The combination of a rising Pound and FTSE deserves attention, as this is often a sign of a global recovery in demand for risky assets. However, we would not rush to such conclusions, as so far, the market bounce fits into a corrective pullback after a multi-month sell-off.
Market forces are not preventing a reversal, potentially accumulating liquidity ahead of the Fed meeting and publishing preliminary US GDP data for the second quarter.
GBPUSD has lost over 13.5% in five months of decline and has gained back around 2.5% in the last ten days. Perhaps only if the Pound rises above 1.2200 (near the May lows), or better still, above 1.2250 (where the 50-day moving average passes), will it be possible to say that we are seeing the first signs of the Pound’s transition to long-term growth.
The FTSE100 is testing the 200-day moving average right now, near 7360. This is a psychologically significant line that does not go unnoticed by players. A sharp decline accompanied the fall below that line in March and June. Before that, from September till the end of February, the index managed to bounce back from that curve.

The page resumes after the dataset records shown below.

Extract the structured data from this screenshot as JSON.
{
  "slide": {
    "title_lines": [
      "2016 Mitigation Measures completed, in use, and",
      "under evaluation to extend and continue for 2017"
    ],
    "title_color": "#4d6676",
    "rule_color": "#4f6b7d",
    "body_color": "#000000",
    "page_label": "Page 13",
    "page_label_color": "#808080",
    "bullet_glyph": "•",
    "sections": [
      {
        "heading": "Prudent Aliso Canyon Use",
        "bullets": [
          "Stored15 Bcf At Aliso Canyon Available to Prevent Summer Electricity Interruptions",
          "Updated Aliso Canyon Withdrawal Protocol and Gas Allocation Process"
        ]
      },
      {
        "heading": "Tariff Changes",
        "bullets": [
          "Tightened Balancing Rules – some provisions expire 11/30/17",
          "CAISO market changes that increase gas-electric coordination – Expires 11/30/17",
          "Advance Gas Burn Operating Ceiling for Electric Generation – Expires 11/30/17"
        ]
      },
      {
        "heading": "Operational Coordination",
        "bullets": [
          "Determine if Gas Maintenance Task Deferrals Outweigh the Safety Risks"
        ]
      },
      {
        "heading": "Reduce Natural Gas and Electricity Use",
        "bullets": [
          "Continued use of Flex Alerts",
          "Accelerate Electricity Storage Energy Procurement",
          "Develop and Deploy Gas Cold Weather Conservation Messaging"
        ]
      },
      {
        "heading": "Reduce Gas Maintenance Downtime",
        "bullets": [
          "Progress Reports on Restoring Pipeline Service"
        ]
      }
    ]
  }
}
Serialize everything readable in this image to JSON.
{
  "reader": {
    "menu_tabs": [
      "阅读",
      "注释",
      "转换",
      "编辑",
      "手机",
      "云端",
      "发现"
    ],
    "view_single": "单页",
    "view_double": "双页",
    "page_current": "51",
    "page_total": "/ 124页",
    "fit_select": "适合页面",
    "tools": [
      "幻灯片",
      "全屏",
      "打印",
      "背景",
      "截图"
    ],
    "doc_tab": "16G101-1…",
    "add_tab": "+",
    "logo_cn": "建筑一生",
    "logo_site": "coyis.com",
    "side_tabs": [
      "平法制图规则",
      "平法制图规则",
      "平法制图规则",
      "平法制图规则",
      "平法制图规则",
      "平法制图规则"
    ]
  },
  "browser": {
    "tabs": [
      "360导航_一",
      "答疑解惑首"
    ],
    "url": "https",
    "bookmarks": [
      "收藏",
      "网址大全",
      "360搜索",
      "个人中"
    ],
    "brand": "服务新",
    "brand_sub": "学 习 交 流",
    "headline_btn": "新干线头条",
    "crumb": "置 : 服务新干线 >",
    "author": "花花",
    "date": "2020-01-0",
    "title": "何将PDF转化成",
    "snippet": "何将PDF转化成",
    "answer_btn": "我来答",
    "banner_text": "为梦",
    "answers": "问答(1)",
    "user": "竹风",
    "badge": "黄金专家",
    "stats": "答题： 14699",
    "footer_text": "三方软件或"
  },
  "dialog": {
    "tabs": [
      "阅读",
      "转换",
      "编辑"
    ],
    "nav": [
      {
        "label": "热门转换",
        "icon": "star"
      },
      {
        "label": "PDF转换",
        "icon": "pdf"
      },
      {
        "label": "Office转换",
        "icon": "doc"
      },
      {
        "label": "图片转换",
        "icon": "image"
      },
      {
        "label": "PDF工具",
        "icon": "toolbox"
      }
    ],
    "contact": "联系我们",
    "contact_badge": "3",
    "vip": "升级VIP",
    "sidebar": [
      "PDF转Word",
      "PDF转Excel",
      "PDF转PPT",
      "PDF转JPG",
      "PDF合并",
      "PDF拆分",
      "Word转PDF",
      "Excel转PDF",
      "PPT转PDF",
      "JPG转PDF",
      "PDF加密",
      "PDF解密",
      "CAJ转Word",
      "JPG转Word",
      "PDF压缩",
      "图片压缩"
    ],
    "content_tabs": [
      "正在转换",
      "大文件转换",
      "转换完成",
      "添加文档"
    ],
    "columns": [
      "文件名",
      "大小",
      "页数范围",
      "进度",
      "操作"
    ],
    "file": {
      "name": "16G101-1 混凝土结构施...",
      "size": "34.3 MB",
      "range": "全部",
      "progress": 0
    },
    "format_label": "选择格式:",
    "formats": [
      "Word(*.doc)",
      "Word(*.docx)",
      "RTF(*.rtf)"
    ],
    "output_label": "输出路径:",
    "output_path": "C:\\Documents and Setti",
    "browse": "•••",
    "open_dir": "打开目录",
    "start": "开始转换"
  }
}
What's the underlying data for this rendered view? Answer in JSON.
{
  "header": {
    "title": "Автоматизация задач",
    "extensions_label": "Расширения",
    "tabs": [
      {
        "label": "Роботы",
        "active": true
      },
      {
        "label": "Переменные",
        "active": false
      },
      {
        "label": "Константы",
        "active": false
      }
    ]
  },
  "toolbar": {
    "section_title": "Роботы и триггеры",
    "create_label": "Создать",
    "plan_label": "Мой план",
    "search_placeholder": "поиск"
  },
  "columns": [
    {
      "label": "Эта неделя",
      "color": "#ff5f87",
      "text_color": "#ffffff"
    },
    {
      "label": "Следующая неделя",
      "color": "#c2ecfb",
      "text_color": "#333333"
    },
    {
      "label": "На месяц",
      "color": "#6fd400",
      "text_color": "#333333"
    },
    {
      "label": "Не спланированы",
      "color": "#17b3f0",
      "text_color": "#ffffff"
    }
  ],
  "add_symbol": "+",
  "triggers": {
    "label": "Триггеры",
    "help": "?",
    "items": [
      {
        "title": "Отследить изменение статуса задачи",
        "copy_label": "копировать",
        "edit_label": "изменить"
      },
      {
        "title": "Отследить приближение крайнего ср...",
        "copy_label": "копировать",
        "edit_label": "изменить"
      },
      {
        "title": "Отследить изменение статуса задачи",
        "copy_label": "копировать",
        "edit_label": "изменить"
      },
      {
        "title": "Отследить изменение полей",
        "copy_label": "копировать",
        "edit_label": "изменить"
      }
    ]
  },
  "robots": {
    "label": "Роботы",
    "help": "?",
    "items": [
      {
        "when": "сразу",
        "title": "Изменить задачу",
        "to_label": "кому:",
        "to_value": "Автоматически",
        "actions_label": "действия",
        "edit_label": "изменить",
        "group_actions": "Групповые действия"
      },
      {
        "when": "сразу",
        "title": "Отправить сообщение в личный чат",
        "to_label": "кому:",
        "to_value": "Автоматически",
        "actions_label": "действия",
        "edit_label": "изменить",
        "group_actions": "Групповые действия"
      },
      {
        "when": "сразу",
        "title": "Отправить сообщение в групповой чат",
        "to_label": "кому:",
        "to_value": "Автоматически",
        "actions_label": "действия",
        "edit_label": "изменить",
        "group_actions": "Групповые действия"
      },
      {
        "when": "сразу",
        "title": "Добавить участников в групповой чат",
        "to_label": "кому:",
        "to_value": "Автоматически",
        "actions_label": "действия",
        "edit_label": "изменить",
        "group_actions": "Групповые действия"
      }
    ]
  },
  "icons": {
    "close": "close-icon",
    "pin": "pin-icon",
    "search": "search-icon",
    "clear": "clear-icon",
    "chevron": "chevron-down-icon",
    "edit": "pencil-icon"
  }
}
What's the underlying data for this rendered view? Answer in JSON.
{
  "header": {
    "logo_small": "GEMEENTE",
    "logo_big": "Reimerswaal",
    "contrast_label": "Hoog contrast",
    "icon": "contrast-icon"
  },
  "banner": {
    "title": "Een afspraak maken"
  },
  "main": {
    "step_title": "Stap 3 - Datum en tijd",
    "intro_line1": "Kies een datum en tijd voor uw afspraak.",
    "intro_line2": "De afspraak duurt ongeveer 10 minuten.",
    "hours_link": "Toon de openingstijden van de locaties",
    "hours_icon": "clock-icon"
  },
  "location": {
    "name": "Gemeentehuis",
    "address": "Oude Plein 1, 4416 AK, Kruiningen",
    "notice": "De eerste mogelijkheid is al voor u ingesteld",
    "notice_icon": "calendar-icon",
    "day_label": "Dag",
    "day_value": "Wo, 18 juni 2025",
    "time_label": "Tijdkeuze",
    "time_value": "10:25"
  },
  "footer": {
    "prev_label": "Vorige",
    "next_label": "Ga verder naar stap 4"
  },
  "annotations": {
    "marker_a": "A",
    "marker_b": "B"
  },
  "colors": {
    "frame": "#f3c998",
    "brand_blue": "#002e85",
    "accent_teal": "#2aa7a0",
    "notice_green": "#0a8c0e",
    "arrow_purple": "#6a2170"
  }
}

Examples to the contrary are easy to find. A consolidation above the 200 EMA would additionally fuel the appetite for buying. However, setting yourself up for a later rise would be premature. As in the period from September to March, the market participants might increase their selling on the approach of this curve, as they did at the end of last month.
The fundamentals are now on the bears’ side, from a looming economic slowdown and loss of momentum in the labour market to tightening monetary policy. We can only talk about a sustained reversal in risk appetite from fundamentals on signs that key central banks are easing monetary policy pressure. But it is too early to tell because tomorrow, the Fed is expected to raise its key rate by 75-100 points and signal another 100-point increase by the end of the year.